Medya gündemi her gün bu kadar değişen bir başka ülke daha var mıdır? Öyle çabuk gündem değişiyor ki önceki haftalarda önem verdiğimiz ana başlıklar aklımızın bir köşesinde yok oluyor. Gündeme gelen haberler, gazetecilerin başarısı mı yoksa haber başlıklarına sebep olan yetersizlikler, ihmaller, ilgisizliklerin birikiminden midir?
Geçen haftalarda Amasra maden kazası kaybettiğimiz işçiler ve ihmalleri konuşuyorduk. İstiklal caddesinde patlatılan bomba ve bağlantılı olarak ülkemize sızan terör odakları konusu gündemdi. Kara para aklayan mafya patronlarının ülkemizde hesaplaşmaları ve yakalanmaları gündemdi. Kendini sık sık hatırlatan deprem gerçeğine, Düzce depremiyle girdik. Sarsıldık ama ağır can kaybı olmadı çünkü önceki 1999 depreminde tüm yapılar yıkıldığı için binalar yenilenmişti.

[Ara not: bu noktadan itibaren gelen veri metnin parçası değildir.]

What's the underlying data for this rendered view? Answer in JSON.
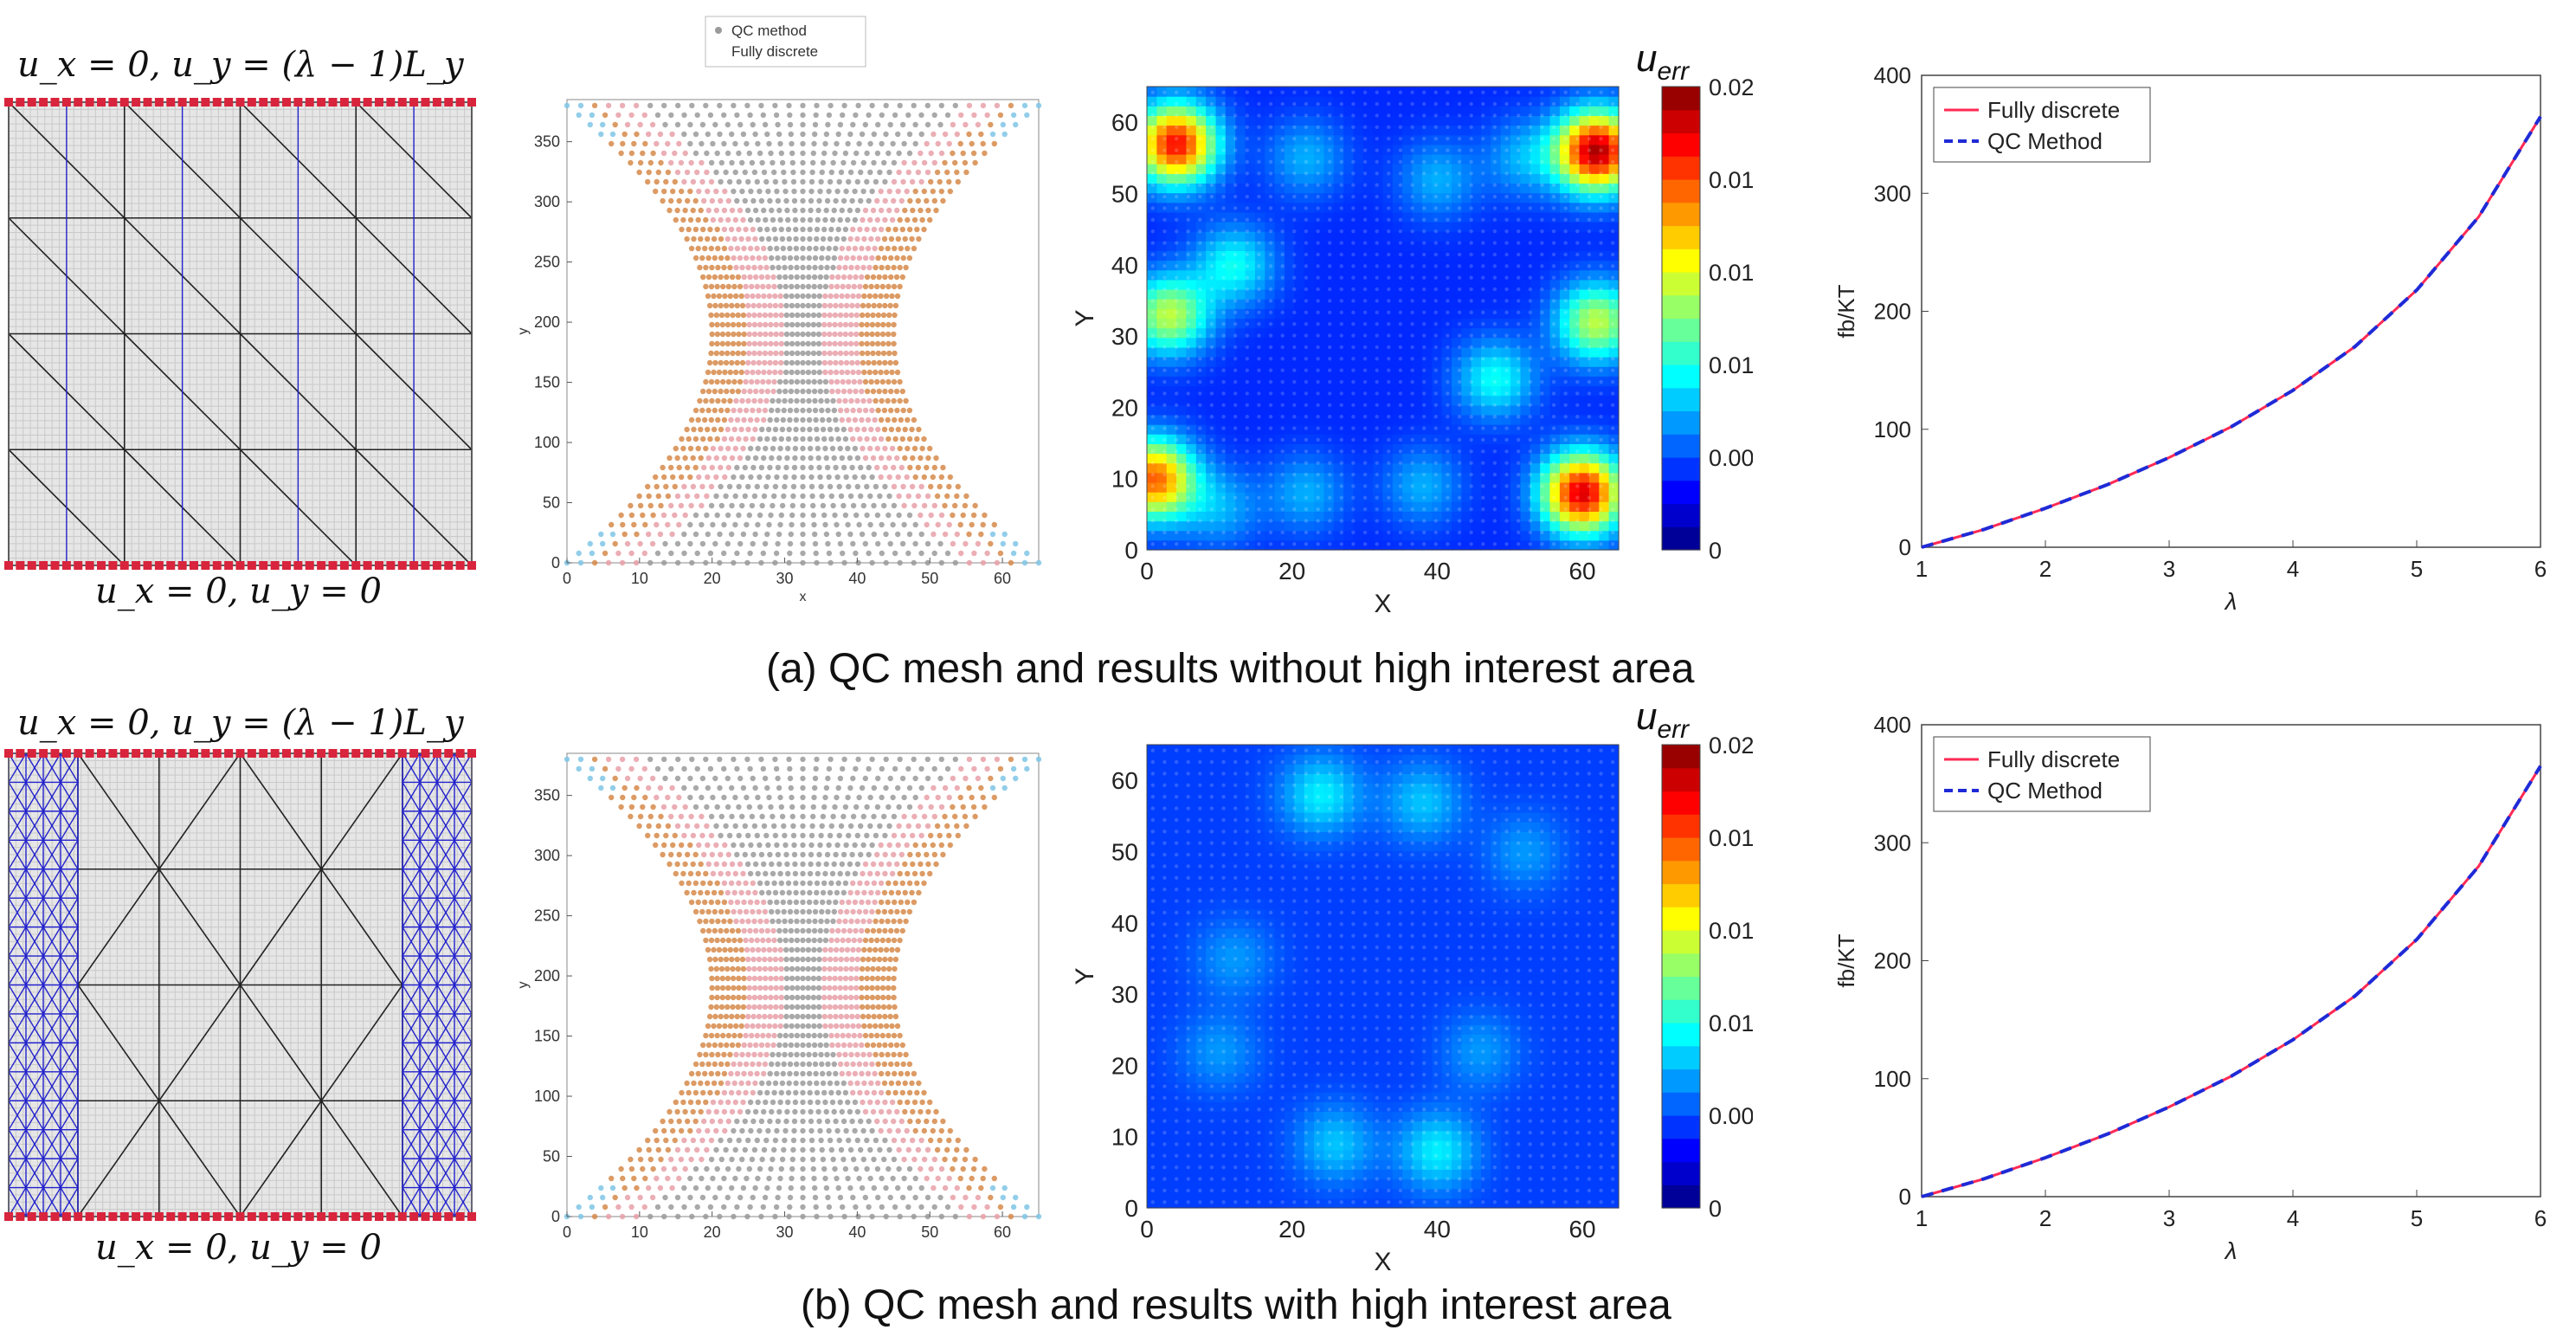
{
  "row_a": {
    "bc_top": "u_x = 0, u_y = (λ − 1)L_y",
    "bc_bottom": "u_x = 0, u_y = 0",
    "caption": "(a) QC mesh and results without high interest area",
    "mesh_high_interest": false
  },
  "row_b": {
    "bc_top": "u_x = 0, u_y = (λ − 1)L_y",
    "bc_bottom": "u_x = 0, u_y = 0",
    "caption": "(b) QC mesh and results with high interest area",
    "mesh_high_interest": true
  },
  "colors": {
    "mesh_black": "#222222",
    "mesh_blue": "#2222cc",
    "boundary_red": "#d8243c",
    "atoms_grey": "#9a9a9a",
    "atoms_pink": "#e7a0a8",
    "atoms_orange": "#d68a4a",
    "fully_discrete": "#ff2a55",
    "qc_method": "#1f2ad6"
  },
  "chart_data": [
    {
      "id": "deformed-a",
      "type": "scatter",
      "title": "",
      "xlabel": "x",
      "ylabel": "y",
      "xlim": [
        0,
        65
      ],
      "ylim": [
        0,
        385
      ],
      "xticks": [
        0,
        10,
        20,
        30,
        40,
        50,
        60
      ],
      "yticks": [
        0,
        50,
        100,
        150,
        200,
        250,
        300,
        350
      ],
      "legend": [
        "QC method",
        "Fully discrete"
      ],
      "legend_position": "top-outside",
      "series": [
        {
          "name": "QC method",
          "shape": "hourglass",
          "x_min": 0,
          "x_max": 65,
          "y_min": 0,
          "y_max": 380,
          "waist_x": [
            20,
            45
          ]
        },
        {
          "name": "Fully discrete",
          "shape": "hourglass",
          "x_min": 0,
          "x_max": 65,
          "y_min": 0,
          "y_max": 380,
          "waist_x": [
            20,
            45
          ]
        }
      ]
    },
    {
      "id": "error-a",
      "type": "heatmap",
      "title": "u_err",
      "xlabel": "X",
      "ylabel": "Y",
      "xlim": [
        0,
        65
      ],
      "ylim": [
        0,
        65
      ],
      "xticks": [
        0,
        20,
        40,
        60
      ],
      "yticks": [
        0,
        10,
        20,
        30,
        40,
        50,
        60
      ],
      "colorbar_ticks": [
        "0",
        "0.00",
        "0.01",
        "0.01",
        "0.01",
        "0.02"
      ],
      "color_range": [
        0,
        0.02
      ],
      "hotspots": [
        {
          "x": 4,
          "y": 57,
          "value": 0.016
        },
        {
          "x": 62,
          "y": 56,
          "value": 0.018
        },
        {
          "x": 1,
          "y": 10,
          "value": 0.014
        },
        {
          "x": 60,
          "y": 8,
          "value": 0.017
        },
        {
          "x": 3,
          "y": 33,
          "value": 0.009
        },
        {
          "x": 62,
          "y": 32,
          "value": 0.009
        },
        {
          "x": 12,
          "y": 40,
          "value": 0.005
        },
        {
          "x": 22,
          "y": 55,
          "value": 0.003
        },
        {
          "x": 40,
          "y": 52,
          "value": 0.003
        },
        {
          "x": 52,
          "y": 55,
          "value": 0.003
        },
        {
          "x": 10,
          "y": 6,
          "value": 0.003
        },
        {
          "x": 22,
          "y": 8,
          "value": 0.003
        },
        {
          "x": 38,
          "y": 9,
          "value": 0.003
        },
        {
          "x": 48,
          "y": 24,
          "value": 0.005
        }
      ],
      "background_value": 0.001
    },
    {
      "id": "force-a",
      "type": "line",
      "title": "",
      "xlabel": "λ",
      "ylabel": "fb/KT",
      "xlim": [
        1,
        6
      ],
      "ylim": [
        0,
        400
      ],
      "xticks": [
        1,
        2,
        3,
        4,
        5,
        6
      ],
      "yticks": [
        0,
        100,
        200,
        300,
        400
      ],
      "legend_position": "top-left",
      "x": [
        1,
        1.5,
        2,
        2.5,
        3,
        3.5,
        4,
        4.5,
        5,
        5.5,
        6
      ],
      "series": [
        {
          "name": "Fully discrete",
          "style": "solid",
          "values": [
            0,
            15,
            33,
            53,
            76,
            102,
            133,
            170,
            218,
            280,
            365
          ]
        },
        {
          "name": "QC Method",
          "style": "dashed",
          "values": [
            0,
            15,
            33,
            53,
            76,
            102,
            133,
            170,
            218,
            280,
            365
          ]
        }
      ]
    },
    {
      "id": "deformed-b",
      "type": "scatter",
      "title": "",
      "xlabel": "x",
      "ylabel": "y",
      "xlim": [
        0,
        65
      ],
      "ylim": [
        0,
        385
      ],
      "xticks": [
        0,
        10,
        20,
        30,
        40,
        50,
        60
      ],
      "yticks": [
        0,
        50,
        100,
        150,
        200,
        250,
        300,
        350
      ],
      "series": [
        {
          "name": "QC method",
          "shape": "hourglass",
          "x_min": 0,
          "x_max": 65,
          "y_min": 0,
          "y_max": 380,
          "waist_x": [
            20,
            45
          ]
        },
        {
          "name": "Fully discrete",
          "shape": "hourglass",
          "x_min": 0,
          "x_max": 65,
          "y_min": 0,
          "y_max": 380,
          "waist_x": [
            20,
            45
          ]
        }
      ]
    },
    {
      "id": "error-b",
      "type": "heatmap",
      "title": "u_err",
      "xlabel": "X",
      "ylabel": "Y",
      "xlim": [
        0,
        65
      ],
      "ylim": [
        0,
        65
      ],
      "xticks": [
        0,
        20,
        40,
        60
      ],
      "yticks": [
        0,
        10,
        20,
        30,
        40,
        50,
        60
      ],
      "colorbar_ticks": [
        "0",
        "0.00",
        "0.01",
        "0.01",
        "0.01",
        "0.02"
      ],
      "color_range": [
        0,
        0.02
      ],
      "hotspots": [
        {
          "x": 24,
          "y": 58,
          "value": 0.004
        },
        {
          "x": 38,
          "y": 57,
          "value": 0.003
        },
        {
          "x": 52,
          "y": 50,
          "value": 0.002
        },
        {
          "x": 12,
          "y": 35,
          "value": 0.002
        },
        {
          "x": 26,
          "y": 9,
          "value": 0.003
        },
        {
          "x": 40,
          "y": 8,
          "value": 0.004
        },
        {
          "x": 46,
          "y": 22,
          "value": 0.002
        },
        {
          "x": 10,
          "y": 22,
          "value": 0.002
        }
      ],
      "background_value": 0.0015
    },
    {
      "id": "force-b",
      "type": "line",
      "title": "",
      "xlabel": "λ",
      "ylabel": "fb/KT",
      "xlim": [
        1,
        6
      ],
      "ylim": [
        0,
        400
      ],
      "xticks": [
        1,
        2,
        3,
        4,
        5,
        6
      ],
      "yticks": [
        0,
        100,
        200,
        300,
        400
      ],
      "legend_position": "top-left",
      "x": [
        1,
        1.5,
        2,
        2.5,
        3,
        3.5,
        4,
        4.5,
        5,
        5.5,
        6
      ],
      "series": [
        {
          "name": "Fully discrete",
          "style": "solid",
          "values": [
            0,
            15,
            33,
            53,
            76,
            102,
            133,
            170,
            218,
            280,
            365
          ]
        },
        {
          "name": "QC Method",
          "style": "dashed",
          "values": [
            0,
            15,
            33,
            53,
            76,
            102,
            133,
            170,
            218,
            280,
            365
          ]
        }
      ]
    }
  ]
}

Yakın zamanda gündem üç harfli marketler ve muhafazakâr sermaye geçmişlerine bağlı olarak ülkedeki enflasyonun bu marketler tarafından yaratıldığı ima edildi. Üretim maliyetlerine etki eden girdilerin ithal edildiği, dövize bağlı olarak arttığı ve ürünlerin insanların ayağına gelene kadar, yakıt yani lojistik maliyetlerinden ve çalışanların asgari ücretle çalışmalarına rağmen maliyetlere etkisi yok sayıldı. Öyle çok mağaza var ki hepsinde üç kişi çalışsa istihdam sorununu çözen etkisi göz ardı edilemez. Basılan paranın ve alınan her türlü yurt dışı kredinin esas enflasyon yaratıcılar olduğu unutuldu. Bütçe görüşmeleri her sene kavga gürültüler sayesinde gündemdir, yine öyle oldu. Bu bütçenin de harcamalar, açıklar, borçlanmalarla uzun vadeli geleceğimize ağır yükler ekleyeceğini biliyoruz. Bir gün gelecek, birileri bu bütçe açıklarını borç almadan kapatalım diyecek ve fakirliğin ne olduğunu toplumun geneli o gün gerçekten öğrenecek.
Yetmiyormuş gibi çocuk istismarının ailelerin rızasıyla evlilik yoluyla yapılmış, mahkemelere yansımış halini yazılı basında görmek hepimizi sarstı. Çocukları reklamlarda veya televizyon dizilerinde ticari başarı için kullanmalarından bile çok rahatsız olurken, bu haber bizleri çok etkiledi. Bazı çevrelerde ne dramlar yaşanıyor ve üstü kapatılıyor bilmiyoruz. Yaşayan çevrenin ve yetkili kurumların etkisizliği, ilgisizliği ve ihmalleri birikiyor ve sonunda bir deprem veya terör faaliyeti gibi ani boşalmayla sonuçlanıyor. Haberin kişileri için artık çok geçte olsa hayıflanıyor ve empati kuruyoruz. Bu ağır gündem sarmalından ne zaman ve nasıl kurtulacağız?